It Just Might Work: Medallion system for newspaper boxes


Jordan Greenby Jordan Green

Prior to regulation, the taxicab market in large cities like New York and Chicago had a “Wild West” quality: an oversupply of vehicles, often poorly maintained, with operators recklessly plying the streets to edge each other out and get the attention of passengers. To address the problem, most cities have adopted a medallion system to limit supply.

Newspaper boxes in Triad cities are a lot like the taxicabs of the early 20th Century in New York and Chicago: They proliferate on streetcorners and clog public space in a kind of arms race to command the attention of passersby with offers of automotive ad sheets, real estate guides and, lastly, journalistic publications of varying quality. When the demand for the product in the boxes diminishes, there’s no economic incentive to take them out of commission. Consequently, many boxes sit empty, deteriorating and causing visual blight. When new players come on the scene, it’s almost impossible for them to compete in the crowded, visually cluttered marketplace (yes, I’m a little bitter).

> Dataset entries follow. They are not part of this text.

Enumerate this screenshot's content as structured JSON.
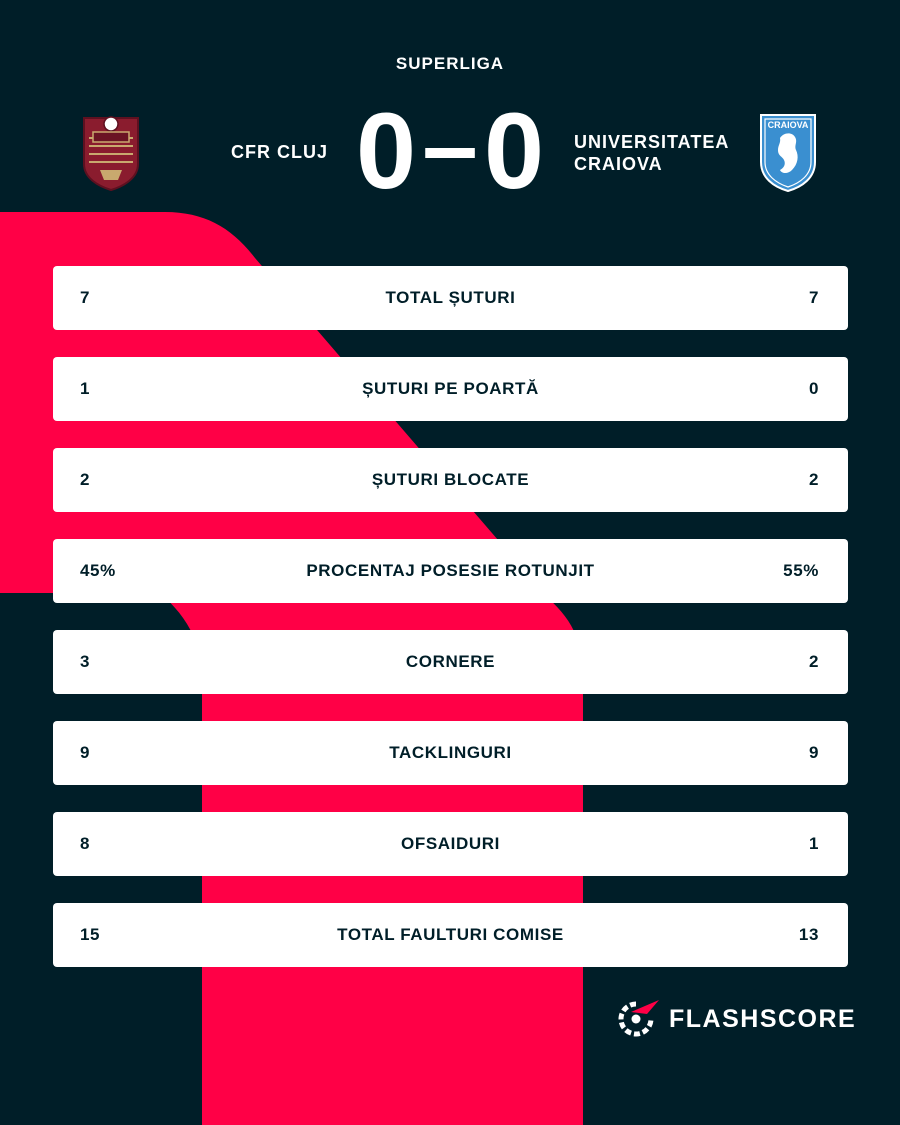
{
  "league": "SUPERLIGA",
  "home": {
    "name": "CFR CLUJ",
    "logo_icon": "cfr-cluj-crest-icon",
    "score": "0"
  },
  "away": {
    "name": "UNIVERSITATEA\nCRAIOVA",
    "logo_icon": "universitatea-craiova-crest-icon",
    "logo_text": "CRAIOVA",
    "score": "0"
  },
  "score_separator": "–",
  "stats": [
    {
      "label": "TOTAL ȘUTURI",
      "home": "7",
      "away": "7"
    },
    {
      "label": "ȘUTURI PE POARTĂ",
      "home": "1",
      "away": "0"
    },
    {
      "label": "ȘUTURI BLOCATE",
      "home": "2",
      "away": "2"
    },
    {
      "label": "PROCENTAJ POSESIE ROTUNJIT",
      "home": "45%",
      "away": "55%"
    },
    {
      "label": "CORNERE",
      "home": "3",
      "away": "2"
    },
    {
      "label": "TACKLINGURI",
      "home": "9",
      "away": "9"
    },
    {
      "label": "OFSAIDURI",
      "home": "8",
      "away": "1"
    },
    {
      "label": "TOTAL FAULTURI COMISE",
      "home": "15",
      "away": "13"
    }
  ],
  "brand": {
    "name": "FLASHSCORE",
    "icon": "flashscore-logo-icon"
  },
  "colors": {
    "background": "#001e28",
    "accent": "#ff0046",
    "card": "#ffffff",
    "text_dark": "#001e28",
    "cfr_maroon": "#8a1c2e",
    "craiova_blue": "#3a8fd0"
  }
}
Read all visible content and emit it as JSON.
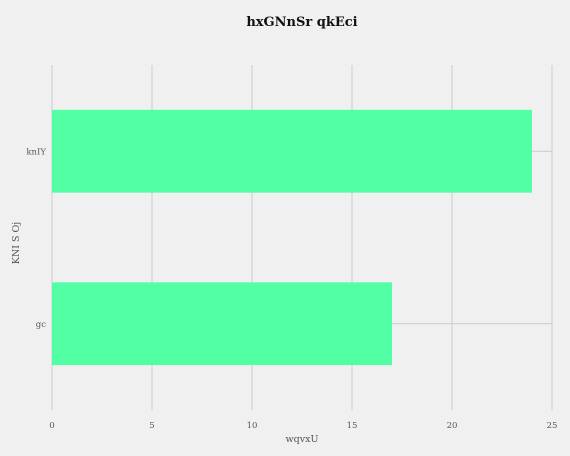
{
  "chart_data": {
    "type": "bar",
    "orientation": "horizontal",
    "title": "hxGNnSr qkEci",
    "xlabel": "wqvxU",
    "ylabel": "KNI S Oj",
    "categories": [
      "knIY",
      "gc"
    ],
    "values": [
      24,
      17
    ],
    "xlim": [
      0,
      25
    ],
    "xticks": [
      0,
      5,
      10,
      15,
      20,
      25
    ],
    "grid": true,
    "bar_color": "#52ffa5",
    "background_color": "#f0f0f0"
  }
}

I propose that each of the three largest Triad cities establish street media circulation commissions to regulate newspaper boxes. In each city, each publication could be issued 10 medallions per box (or whatever amount the cities and industry representatives agreed upon). Each medallion would be issued for a nominal fee, say $5 per year, to cover the cost of administering the program.

Anyone with any experience in Triad print-media distribution knows that 10 downtown boxes is more than enough to meet readership demand for any publication. Every box holds 100 papers, but few publications need to stock more than 50 papers per box. And putting aside the derelict boxes, I would wager that the vast majority of the boxes receive no more than 20 papers with 75 percent returns at the end of the weekly cycle.

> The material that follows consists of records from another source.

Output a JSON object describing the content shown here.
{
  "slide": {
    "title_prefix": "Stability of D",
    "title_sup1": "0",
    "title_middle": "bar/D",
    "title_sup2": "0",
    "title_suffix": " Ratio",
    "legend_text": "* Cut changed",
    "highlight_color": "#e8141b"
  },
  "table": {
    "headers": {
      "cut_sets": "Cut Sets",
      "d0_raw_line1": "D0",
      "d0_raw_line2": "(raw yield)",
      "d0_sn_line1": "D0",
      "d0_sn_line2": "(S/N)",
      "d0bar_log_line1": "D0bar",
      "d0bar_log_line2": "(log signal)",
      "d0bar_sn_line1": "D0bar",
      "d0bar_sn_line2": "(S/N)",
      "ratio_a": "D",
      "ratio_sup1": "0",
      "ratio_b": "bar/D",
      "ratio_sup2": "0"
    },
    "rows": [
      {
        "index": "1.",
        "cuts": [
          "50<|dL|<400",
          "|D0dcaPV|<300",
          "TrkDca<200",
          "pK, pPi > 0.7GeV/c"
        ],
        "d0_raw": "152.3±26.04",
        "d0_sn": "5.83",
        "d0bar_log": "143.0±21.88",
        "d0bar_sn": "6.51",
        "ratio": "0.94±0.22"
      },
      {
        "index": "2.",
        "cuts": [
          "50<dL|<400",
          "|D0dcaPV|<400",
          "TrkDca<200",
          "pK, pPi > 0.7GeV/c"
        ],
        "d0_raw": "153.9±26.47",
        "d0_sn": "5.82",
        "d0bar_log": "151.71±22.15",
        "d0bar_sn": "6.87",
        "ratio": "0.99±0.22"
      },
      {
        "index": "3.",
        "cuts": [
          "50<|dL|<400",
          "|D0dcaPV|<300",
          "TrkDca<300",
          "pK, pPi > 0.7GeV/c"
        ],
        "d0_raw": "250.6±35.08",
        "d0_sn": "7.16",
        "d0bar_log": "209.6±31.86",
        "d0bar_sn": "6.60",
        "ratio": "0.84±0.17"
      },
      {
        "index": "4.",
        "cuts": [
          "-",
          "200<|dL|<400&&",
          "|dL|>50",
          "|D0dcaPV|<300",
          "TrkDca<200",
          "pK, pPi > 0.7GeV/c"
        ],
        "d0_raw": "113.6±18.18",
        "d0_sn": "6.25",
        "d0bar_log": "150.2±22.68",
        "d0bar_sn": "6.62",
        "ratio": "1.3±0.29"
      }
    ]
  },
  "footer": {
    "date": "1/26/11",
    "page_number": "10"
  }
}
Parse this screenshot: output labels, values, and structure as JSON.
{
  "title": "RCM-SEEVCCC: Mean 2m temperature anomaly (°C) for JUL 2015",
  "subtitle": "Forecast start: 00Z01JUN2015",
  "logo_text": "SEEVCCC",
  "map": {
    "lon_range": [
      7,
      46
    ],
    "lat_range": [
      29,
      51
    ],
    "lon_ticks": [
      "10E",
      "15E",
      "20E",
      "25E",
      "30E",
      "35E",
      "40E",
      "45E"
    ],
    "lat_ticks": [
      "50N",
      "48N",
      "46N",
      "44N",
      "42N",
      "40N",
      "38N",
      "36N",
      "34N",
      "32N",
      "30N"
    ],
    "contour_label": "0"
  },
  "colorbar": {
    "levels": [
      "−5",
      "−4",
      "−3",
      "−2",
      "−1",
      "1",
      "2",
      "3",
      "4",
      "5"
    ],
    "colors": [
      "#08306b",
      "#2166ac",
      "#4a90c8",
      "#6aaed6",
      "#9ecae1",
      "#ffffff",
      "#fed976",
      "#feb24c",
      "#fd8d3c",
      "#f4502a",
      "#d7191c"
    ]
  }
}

Everyone in the newspaper business would certainly like to see more robust readership numbers, and it makes sense for the number of street boxes to grow with market demand. Any publisher who feels that their quota of 10 boxes is insufficient to meet demand for their product should be allowed to bid for additional boxes in an open auction held once a year. Let’s say each city should have 20 boxes set aside for the annual auction.

Any of these numbers could be adjusted, with input from representatives of the publications. And in fact, a city employee heading each of the street-media circulation commissions should convene an annual meeting of the publishers prior to the auction to set quotas. The publishers know the market, but the city employee, as a neutral arbiter would have the final say. The system would incentivize newspapers to take boxes off the street where demand has fallen off, preserve breathing room for newspapers that have real appeal, and create a more aesthetically pleasing environment for everyone in our cities.